Анатолий Михайлов - У нас в саду жулики (сборник)
Я сворачиваю шарф и нащупываю вешалку у плаща. Оказывается, оборвалась. И теперь торчит. Надо было тоже пришить. Или хотя бы отрезать. Гардеробщица откладывает спицы. Она недовольна. В коридорах как-то пустынно. После поликлиники.
Мой рентген уже у хирурга. Подпись профессора Жукова продолжает творить чудеса. Сам профессор сейчас где-то на симпозиуме. За границей. Хирург – женщина.
Женщина подходит к окну и разворачивает свернутый в трубку темно-матовый лист.
– Ну, что я вам могу сказать?

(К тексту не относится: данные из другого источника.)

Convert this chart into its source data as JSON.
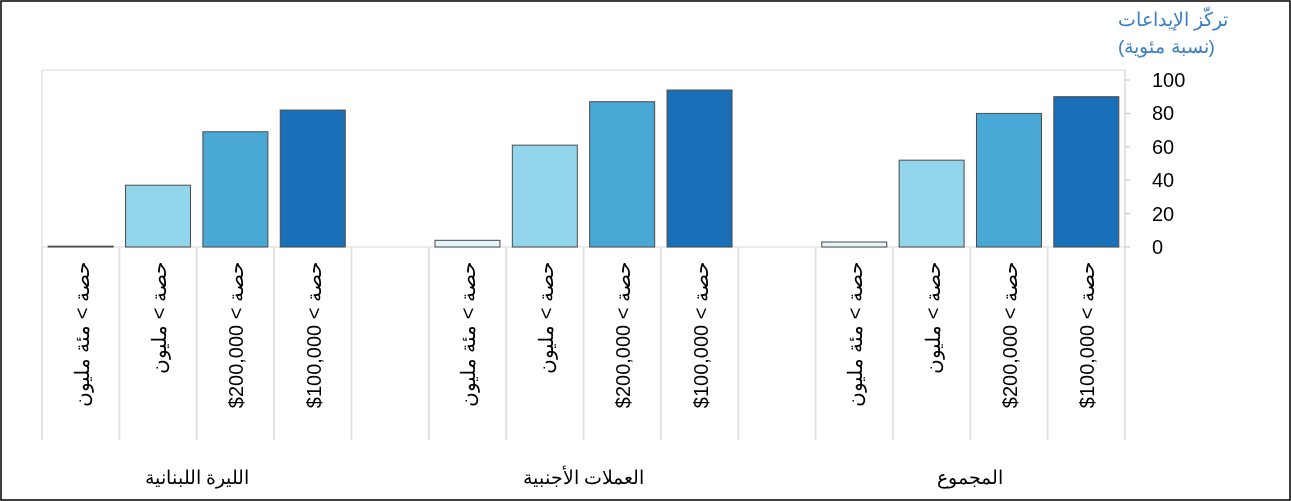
{
  "chart_data": {
    "type": "bar",
    "ylabel": "تركّز الإيداعات\n(نسبة مئوية)",
    "categories": [
      "حصة > مئة مليون",
      "حصة > مليون",
      "حصة > $200,000",
      "حصة > $100,000",
      null,
      "حصة > مئة مليون",
      "حصة > مليون",
      "حصة > $200,000",
      "حصة > $100,000",
      null,
      "حصة > مئة مليون",
      "حصة > مليون",
      "حصة > $200,000",
      "حصة > $100,000"
    ],
    "values": [
      0.5,
      37,
      69,
      82,
      null,
      4,
      61,
      87,
      94,
      null,
      3,
      52,
      80,
      90
    ],
    "colors": [
      "#e3f4fa",
      "#93d5ea",
      "#4aa8d6",
      "#1a70b8",
      null,
      "#e3f4fa",
      "#93d5ea",
      "#4aa8d6",
      "#1a70b8",
      null,
      "#e3f4fa",
      "#93d5ea",
      "#4aa8d6",
      "#1a70b8"
    ],
    "annotations": [
      "الليرة اللبنانية",
      "العملات الأجنبية",
      "المجموع"
    ],
    "ylim": [
      0,
      106
    ],
    "yticks": [
      0,
      20,
      40,
      60,
      80,
      100
    ],
    "grid": false
  }
}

Если хотите лечь на операцию, нужно дождаться Петра Константиновича. Пусть он вас еще раз посмотрит. Операция сложная.
– Значит, вы считаете… – начинаю неуверенно я и запинаюсь. Я хочу у нее спросить про подвывих, но как-то не нахожу сразу слов.
– А это возьмите, – говорит мне женщина и, вернувшись к столу, вместе с рентгеном протягивает медицинское заключение на бланке с печатью института, – если решитесь, Петру Константиновичу покажете.
Я читаю: «На контрольных рентгенограммах правого голеностопа определяется ложный сустав внутренней б./берц. кости. Начальные признаки посттравматического артроза».
– Понимаете… – я опять подбираю слова, – я хочу поехать… в экспедицию…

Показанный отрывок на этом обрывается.